Gov. Bentley touts tax holiday in Alabaster

Gov. Robert Bentley, center, speaks with Alabaster Mayor David Frings, left, and Councilwoman Sophie Martin, right, during a press conference at Alabaster's Books-A-Million store. (Reporter Photo/Jon Goering)

By NEAL WAGNER / City Editor

Alabama Gov. Robert Bentley, a Columbiana native, made a stop in Alabaster during a cross-state tour Aug. 2 to promote what he called one of the state’s “most important” weekends.

Bentley spoke for about 30 minutes during a press conference at the Books-A-Million store in Alabaster’s Colonial Promenade shopping center as a crowd of about 20, most of whom were public officials and members of the media, gathered inside the store.

Earlier in the day, Bentley stopped in Mobile, and was traveling to Hackleburg when he left Alabaster.

Bentley’s stop came a few days before Alabama’s sixth-annual sales tax holiday weekend, during which the state and many of Alabama’s counties and municipalities will not charge their usual sales taxes on many back-to-school items, such as certain clothing items, school supplies and some electronics.

Shelby County and most of the county’s municipalities, including Alabaster, are participating this year. The tax-free weekend will begin at 12:01 a.m. on Friday, Aug. 5, and will end at midnight on Sunday, Aug. 7.

Bentley, who was a member of the Alabama Legislature when the tax holiday was passed in 2006, said the issue met some opposition before it was signed into law.

“The argument was that it was taking money out of the education trust fund, which is true,” Bentley said. “But it resulted in folks spending more money on items that did not have the tax taken off.”

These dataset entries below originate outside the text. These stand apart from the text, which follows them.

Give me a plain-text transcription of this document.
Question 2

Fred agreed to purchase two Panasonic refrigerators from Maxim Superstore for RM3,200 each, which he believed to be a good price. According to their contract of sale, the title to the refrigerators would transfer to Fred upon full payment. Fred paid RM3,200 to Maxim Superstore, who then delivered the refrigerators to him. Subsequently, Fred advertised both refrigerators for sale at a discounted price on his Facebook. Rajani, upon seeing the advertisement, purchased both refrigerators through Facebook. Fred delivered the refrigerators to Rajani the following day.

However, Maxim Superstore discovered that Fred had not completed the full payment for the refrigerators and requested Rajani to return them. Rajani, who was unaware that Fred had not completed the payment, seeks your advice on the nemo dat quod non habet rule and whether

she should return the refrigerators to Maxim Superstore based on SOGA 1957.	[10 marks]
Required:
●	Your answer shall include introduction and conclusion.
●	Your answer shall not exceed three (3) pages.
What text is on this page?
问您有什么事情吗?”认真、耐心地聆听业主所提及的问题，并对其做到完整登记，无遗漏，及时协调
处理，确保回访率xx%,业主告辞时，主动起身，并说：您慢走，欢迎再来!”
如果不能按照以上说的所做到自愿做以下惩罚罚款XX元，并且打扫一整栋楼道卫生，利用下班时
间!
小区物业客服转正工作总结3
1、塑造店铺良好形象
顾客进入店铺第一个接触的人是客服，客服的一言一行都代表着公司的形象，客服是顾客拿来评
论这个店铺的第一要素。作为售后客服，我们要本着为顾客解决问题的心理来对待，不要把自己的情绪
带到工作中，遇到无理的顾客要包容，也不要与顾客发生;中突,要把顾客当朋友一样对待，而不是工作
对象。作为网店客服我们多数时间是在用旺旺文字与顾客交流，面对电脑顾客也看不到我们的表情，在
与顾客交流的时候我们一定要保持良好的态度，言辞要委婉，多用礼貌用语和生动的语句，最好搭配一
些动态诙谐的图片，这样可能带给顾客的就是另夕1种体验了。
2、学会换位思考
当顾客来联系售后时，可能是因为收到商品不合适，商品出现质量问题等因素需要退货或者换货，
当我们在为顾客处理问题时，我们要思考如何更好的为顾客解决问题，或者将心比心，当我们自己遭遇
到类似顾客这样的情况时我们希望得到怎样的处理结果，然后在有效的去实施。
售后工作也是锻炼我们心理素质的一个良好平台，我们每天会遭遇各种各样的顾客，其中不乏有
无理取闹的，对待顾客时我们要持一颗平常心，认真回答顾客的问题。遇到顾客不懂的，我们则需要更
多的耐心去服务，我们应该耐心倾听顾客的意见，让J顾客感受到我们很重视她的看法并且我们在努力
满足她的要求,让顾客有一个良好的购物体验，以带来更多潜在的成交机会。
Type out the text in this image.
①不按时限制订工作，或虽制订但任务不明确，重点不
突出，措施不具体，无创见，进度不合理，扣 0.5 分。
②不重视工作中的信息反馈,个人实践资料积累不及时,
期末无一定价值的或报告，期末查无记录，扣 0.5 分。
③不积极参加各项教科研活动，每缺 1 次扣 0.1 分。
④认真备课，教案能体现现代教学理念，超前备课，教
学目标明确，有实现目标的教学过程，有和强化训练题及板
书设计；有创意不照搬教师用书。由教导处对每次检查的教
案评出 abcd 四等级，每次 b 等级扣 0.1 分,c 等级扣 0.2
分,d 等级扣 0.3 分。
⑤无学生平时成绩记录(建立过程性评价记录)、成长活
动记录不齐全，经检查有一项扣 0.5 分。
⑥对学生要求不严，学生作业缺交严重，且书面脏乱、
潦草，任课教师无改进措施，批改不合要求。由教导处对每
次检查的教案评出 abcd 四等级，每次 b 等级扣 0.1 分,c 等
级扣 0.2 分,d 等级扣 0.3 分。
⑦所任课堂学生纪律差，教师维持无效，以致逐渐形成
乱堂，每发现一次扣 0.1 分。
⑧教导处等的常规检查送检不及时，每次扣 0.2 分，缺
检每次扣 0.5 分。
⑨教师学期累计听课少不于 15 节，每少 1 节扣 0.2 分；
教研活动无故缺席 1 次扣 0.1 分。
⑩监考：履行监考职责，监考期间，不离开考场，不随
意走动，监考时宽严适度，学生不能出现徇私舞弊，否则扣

Bentley said the state usually sees higher sales tax revenues during the weekend than it did before the sales tax holiday was observed.

“We looked at it in 2006, and there was an increase in taxes that weekend because people got out and bought other items that were taxed,” Bentley said.

Bentley said the tax holiday is important for families who are struggling to prepare their children to go back to school.

“I think it’s very important to save 8 to 10 percent on items you’ve got to purchase anyway,” Bentley said. “If you don’t have a job and you are living on savings, or even if you do have a job, it’s important to save that money.”

Rick Brown, president of the Alabama Retail Association, said the holiday can also help those who are not back-to-school shopping.

“If you’re 100 years old and you get a dress, or if you have a baby and you get diapers, you will save money,” Brown said, noting the tax-free weekend is usually second only to Black Friday. “There are 10 percent savings in some areas. That’s a big savings.”

To see a full list of counties and municipalities participating in the tax holiday, visit Alabamaretail.org.